CSTs passing through the pons of a human subject: corticospinal tracts obtained from the original data with (a) no filter, (b) SM3D, and (c) SF3D and the CSTs obtained from the disturbed data (σ = 0.0001) with (d) no filter, (e) SM3D, (f) SF3D, (h) SM2D, and (i) SF2D. The images in the bottom left corners show the CSTs in the axial planes represented by the horizontal line in (a). And the left figure and the right one in (g) are magnified images of the green rectangular regions in (b) and (h), respectively.

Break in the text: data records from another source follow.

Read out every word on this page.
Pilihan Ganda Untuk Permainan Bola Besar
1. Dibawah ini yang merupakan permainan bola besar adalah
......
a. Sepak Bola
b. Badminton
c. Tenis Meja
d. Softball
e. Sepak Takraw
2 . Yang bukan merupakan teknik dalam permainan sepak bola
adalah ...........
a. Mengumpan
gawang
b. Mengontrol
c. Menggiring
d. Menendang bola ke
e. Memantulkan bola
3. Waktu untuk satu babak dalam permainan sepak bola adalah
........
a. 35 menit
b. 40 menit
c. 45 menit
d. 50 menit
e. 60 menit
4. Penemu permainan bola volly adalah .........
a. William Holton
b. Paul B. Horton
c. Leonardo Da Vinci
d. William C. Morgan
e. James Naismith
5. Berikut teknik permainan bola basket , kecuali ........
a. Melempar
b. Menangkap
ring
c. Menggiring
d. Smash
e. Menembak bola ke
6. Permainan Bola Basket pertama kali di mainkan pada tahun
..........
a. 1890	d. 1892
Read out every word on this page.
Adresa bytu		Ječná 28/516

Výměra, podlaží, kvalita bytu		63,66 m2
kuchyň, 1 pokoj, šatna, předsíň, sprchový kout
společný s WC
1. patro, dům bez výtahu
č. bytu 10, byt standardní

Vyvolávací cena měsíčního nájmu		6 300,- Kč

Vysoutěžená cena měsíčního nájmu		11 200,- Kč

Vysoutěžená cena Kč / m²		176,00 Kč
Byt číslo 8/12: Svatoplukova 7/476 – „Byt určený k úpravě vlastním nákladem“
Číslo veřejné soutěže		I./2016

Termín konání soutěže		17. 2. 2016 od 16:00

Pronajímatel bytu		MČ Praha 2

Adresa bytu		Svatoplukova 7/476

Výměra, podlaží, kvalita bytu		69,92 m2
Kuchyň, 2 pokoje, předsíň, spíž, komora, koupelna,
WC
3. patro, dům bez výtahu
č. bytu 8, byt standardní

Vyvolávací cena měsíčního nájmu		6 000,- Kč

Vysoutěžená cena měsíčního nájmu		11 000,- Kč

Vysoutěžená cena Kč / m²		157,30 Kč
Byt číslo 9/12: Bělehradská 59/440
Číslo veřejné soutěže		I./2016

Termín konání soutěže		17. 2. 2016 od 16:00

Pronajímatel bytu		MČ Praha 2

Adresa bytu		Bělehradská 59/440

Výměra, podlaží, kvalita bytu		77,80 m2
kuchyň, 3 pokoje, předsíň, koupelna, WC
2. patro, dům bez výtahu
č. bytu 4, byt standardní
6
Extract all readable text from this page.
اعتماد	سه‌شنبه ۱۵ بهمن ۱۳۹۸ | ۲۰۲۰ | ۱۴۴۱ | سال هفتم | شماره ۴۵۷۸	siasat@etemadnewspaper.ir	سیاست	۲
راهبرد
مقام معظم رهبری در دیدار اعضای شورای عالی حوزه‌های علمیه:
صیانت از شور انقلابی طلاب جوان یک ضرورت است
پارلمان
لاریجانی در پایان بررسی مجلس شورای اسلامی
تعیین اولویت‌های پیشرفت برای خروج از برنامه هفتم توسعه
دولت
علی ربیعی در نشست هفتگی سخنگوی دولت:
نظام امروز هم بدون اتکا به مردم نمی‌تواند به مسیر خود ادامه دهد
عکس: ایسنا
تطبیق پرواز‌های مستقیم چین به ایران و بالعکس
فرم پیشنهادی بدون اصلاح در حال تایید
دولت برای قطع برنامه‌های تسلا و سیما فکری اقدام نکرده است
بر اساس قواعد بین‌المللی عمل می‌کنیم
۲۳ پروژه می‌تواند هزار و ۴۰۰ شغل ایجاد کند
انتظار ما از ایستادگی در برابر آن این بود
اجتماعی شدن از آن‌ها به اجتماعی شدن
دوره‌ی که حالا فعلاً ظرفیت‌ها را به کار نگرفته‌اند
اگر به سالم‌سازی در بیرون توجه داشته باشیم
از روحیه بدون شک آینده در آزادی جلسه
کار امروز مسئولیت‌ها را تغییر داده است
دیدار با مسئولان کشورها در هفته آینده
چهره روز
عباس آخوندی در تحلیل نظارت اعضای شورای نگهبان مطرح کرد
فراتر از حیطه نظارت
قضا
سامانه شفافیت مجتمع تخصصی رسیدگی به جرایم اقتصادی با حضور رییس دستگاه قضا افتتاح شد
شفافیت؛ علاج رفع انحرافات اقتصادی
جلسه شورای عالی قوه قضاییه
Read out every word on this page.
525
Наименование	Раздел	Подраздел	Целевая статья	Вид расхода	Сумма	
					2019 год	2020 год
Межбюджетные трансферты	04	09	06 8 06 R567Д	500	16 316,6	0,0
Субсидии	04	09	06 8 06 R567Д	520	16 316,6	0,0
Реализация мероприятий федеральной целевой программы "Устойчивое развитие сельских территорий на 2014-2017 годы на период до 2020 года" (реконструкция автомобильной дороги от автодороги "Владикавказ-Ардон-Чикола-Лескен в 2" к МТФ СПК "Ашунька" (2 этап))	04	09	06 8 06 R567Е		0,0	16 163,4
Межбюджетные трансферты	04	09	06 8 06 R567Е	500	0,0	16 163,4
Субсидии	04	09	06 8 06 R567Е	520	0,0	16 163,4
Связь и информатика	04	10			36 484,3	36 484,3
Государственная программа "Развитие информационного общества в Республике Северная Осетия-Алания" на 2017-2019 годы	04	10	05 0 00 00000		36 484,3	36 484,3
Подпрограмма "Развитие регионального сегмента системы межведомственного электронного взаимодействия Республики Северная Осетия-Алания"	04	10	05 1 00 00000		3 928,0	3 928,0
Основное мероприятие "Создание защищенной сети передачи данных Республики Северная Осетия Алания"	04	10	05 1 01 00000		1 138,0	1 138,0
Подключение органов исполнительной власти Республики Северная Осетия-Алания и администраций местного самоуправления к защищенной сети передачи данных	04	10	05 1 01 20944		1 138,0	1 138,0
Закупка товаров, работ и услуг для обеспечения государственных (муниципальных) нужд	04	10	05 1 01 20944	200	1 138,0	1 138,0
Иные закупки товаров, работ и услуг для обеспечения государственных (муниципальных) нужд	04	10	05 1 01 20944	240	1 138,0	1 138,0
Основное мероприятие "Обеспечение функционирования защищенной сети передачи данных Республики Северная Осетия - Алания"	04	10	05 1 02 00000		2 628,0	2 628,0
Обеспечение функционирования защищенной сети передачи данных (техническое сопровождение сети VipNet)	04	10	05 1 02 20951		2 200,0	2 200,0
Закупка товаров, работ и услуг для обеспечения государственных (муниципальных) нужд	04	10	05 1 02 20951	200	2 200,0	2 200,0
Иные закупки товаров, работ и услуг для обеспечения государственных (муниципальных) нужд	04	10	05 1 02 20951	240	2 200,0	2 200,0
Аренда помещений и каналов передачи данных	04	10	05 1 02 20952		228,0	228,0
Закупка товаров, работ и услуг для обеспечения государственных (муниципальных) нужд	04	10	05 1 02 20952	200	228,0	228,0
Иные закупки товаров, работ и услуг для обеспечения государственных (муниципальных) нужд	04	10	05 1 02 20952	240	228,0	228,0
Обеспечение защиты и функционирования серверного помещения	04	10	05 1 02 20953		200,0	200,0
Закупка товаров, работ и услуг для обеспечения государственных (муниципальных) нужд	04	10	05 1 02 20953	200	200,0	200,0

Computation time for the four methods to reconstruct the DT-MR data: the blue solid bar and small vertical bar at the top end of the blue bar represent the average and the standard deviation of computational times for the four methods, respectively, after testing the four median filters five times for each.
The calculation time average and standard deviation for the four methods are graphed in Figure 12. Intel Pentium with 3 GHz CPU and 2 GB RAM was used for the simulation. The difference of calculation times for SM2D and SF2D is not so remarkable, as we know how exactly SF2D recover fiber tracts than SM2D from Figures 7 and 11. And the difference of computation times between SF2D and SF3D is not so outstanding, since we also know the efficiency of SF3D from previous figures. That is to say, even though SF3D needs a little more computation time than SF2D, SF3D recover DT-MR image far better than SF2D. However, SM3D needs too much time than the other three methods and recovering error is larger than SF2D and slightly better than SM2D.
5. Conclusion
In this study, we developed three-dimensional median filters SM3D and SF3D, extending previously developed SM2D and SF2D in [19]. We implemented three kinds of synthetic data with different altitude angle deviating from the axial slices and one human data form MR scanner. As altitude angle increase from the xy-plane we observed that three dimensional median filters more efficient than two-dimensional filters. For all four synthetic and human data, the four median filters (SM2D, SF2D, SM3D, and SF3D) have same tendency with respect to AAE and AFA errors: three-dimensional filters show superior results to corresponding two-dimensional median filters and SF filters show better reconstruction than SM filters. With respect to computation time, SF2D or SF3D filters need not so much time compared to SM2D filter but SM3D filter needs far more computation time than the other three filters. Therefore, SF3D is proved to be the most efficient median filters and is supposed to be one of powerful regularization methods.
Conflict of Interests
The authors declare that there is no conflict of interests regarding the publication of this paper.
Acknowledgments
This research was supported by the Leading Foreign Research Institute Recruitment Program through the National Research Foundation of Korea (NRF) funded by the Ministry of Science, ICT & Future Planning (2010-00757), and by Basic Science Research Program through the National Research Foundation of Korea (NRF) funded by the Ministry of Education (NRF-2013R1A1A2010624).